A quiet day on the Escatawpa River

My little one and I went to the beach on the river today (yes, we social distanced). I began to think about the “good old days.” Honestly, I was sad. Life is always an ebb and flow of mountains and valleys, but sometimes the valleys seem to be more in number and mountains harder to climb. I am not what is referred to as a “fish”. I grew up landlocked, cried at swimming lessons, and always preferred mountains over the beach. But for some reason many of my most precious memories revolve around some sort of water.

My Mamaw used to take me fishing when I was very young, probably four or five years old. She baited the hook with real worms. I wore a bonnet that she sewed to keep the sun at bay. This is probably one of my earliest memories about water and I miss her always. I remember going to Destin, Florida, as a child and not once worrying about sharks,jellyfish, sunburns, social distancing, or flesh eating amoebas. Good times they were. My little brothers would toddle around under a tent with my parents and I spent hours riding the waves. Summers were spent on the Ross Barnett Reservoir. We had a camper and there was nothing as exciting as seeing my dad pull up to the driveway with the camper out of storage. These memories include fun times with my two younger brothers and miles and miles of riding bikes around the campground.

As I got more mature (alright, alright…older), weekends were spent at Rapids on the Reservior and three Coke product drink tabs got me into Waterland for free. That wave pool was the best. Then, in college I remember the first time I told my husband (then boyfriend) I loved him. We were on Sand Island (one of my first introductions to Coast life). He had already used those three words a couple of months before, but I needed a little time… he was quite surprised and we were so young and carefree. The same summer, he popped the question in Cancun… on the beach, of course. We had two children and took them to the beach on the river where we live and tubing, of course. They learned to swim in that cold water. One time, my daughter’s tooth got cracked when she and our older son collided as they fell off the tube.

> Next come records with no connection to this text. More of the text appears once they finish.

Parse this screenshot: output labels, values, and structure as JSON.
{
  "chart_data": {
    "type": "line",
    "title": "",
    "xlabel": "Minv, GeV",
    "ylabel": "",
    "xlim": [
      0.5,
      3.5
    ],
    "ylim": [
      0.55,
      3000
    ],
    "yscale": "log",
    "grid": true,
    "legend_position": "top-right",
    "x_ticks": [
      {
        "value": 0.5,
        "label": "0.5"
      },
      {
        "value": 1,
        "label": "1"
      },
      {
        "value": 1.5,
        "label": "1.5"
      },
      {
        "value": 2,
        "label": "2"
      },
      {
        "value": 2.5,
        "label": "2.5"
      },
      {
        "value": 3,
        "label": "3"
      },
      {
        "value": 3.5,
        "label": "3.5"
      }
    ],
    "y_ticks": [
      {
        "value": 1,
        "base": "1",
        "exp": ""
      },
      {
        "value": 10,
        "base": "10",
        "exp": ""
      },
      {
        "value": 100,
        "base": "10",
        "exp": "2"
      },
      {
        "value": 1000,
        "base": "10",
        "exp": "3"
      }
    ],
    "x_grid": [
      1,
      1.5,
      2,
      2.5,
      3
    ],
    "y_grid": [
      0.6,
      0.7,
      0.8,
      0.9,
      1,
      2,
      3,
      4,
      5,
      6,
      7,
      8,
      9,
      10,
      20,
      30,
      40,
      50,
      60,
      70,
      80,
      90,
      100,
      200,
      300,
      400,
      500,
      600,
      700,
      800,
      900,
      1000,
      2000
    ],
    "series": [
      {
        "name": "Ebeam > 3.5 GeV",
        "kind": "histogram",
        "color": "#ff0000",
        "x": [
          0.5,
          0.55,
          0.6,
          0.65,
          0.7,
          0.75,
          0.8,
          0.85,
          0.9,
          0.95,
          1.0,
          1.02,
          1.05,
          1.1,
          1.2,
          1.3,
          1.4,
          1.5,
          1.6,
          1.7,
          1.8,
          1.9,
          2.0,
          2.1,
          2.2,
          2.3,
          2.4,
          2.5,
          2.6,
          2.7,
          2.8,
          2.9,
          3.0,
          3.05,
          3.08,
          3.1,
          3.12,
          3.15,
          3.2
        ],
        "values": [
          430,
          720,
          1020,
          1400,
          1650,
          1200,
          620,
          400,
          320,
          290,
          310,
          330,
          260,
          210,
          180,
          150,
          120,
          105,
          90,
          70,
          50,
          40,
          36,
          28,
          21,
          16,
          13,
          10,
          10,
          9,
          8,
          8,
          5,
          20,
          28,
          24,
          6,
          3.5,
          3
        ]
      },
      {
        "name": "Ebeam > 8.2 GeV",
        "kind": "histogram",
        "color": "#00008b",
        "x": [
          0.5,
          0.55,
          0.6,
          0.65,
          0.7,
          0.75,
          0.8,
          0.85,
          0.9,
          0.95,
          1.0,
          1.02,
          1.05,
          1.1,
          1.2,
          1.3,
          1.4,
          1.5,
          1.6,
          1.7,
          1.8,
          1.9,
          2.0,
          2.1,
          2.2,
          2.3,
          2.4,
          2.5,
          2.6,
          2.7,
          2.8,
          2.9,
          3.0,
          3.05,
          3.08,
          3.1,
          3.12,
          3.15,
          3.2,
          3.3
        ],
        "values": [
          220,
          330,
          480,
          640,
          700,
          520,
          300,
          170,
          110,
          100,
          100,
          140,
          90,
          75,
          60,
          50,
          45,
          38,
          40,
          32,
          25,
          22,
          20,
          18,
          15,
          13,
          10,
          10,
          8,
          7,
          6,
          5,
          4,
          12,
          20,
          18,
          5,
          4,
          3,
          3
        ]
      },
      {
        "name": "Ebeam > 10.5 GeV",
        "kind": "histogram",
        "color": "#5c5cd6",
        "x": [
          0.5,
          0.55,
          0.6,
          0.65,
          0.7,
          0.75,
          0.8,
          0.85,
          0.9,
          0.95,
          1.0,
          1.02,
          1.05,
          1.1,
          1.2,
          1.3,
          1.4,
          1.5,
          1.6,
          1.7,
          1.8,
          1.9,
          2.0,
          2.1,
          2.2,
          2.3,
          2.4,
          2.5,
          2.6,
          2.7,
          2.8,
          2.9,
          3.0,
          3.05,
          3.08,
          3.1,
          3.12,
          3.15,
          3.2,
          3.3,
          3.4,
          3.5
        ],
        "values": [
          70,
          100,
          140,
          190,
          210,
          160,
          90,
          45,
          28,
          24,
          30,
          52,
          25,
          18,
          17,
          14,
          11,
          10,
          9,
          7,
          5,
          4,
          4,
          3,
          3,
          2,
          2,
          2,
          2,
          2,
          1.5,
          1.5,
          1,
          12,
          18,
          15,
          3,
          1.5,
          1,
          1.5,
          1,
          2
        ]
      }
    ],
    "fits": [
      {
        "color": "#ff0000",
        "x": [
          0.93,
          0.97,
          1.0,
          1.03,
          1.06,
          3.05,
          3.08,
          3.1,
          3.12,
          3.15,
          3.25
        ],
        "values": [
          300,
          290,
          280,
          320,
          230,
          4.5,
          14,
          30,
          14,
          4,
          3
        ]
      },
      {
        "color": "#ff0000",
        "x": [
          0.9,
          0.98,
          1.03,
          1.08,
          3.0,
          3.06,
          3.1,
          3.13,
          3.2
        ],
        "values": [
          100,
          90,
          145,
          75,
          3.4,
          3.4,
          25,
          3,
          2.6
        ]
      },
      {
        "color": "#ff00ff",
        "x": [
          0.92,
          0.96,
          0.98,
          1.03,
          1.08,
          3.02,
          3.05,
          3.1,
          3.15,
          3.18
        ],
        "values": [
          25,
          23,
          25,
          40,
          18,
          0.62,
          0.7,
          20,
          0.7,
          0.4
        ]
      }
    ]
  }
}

Sometimes I pine for those days in the past, and that is okay because it means they were good days. Not that these days aren’t full of good things, as well. This year, my two teenagers worked at our family’s campground down the road taking up money and filling ice cream orders at the window… the same campground where my husband would throw them in the water off his shoulders after a long day at work. My little one and I watched the annual fireworks at the campground, too. I have loved being home with him during these strange times…I have a feeling that I will pine for the current days in the future, as well. There is a pandemic. There are protests. I am not as young as I used to be. But I have my family and memories of today on the water.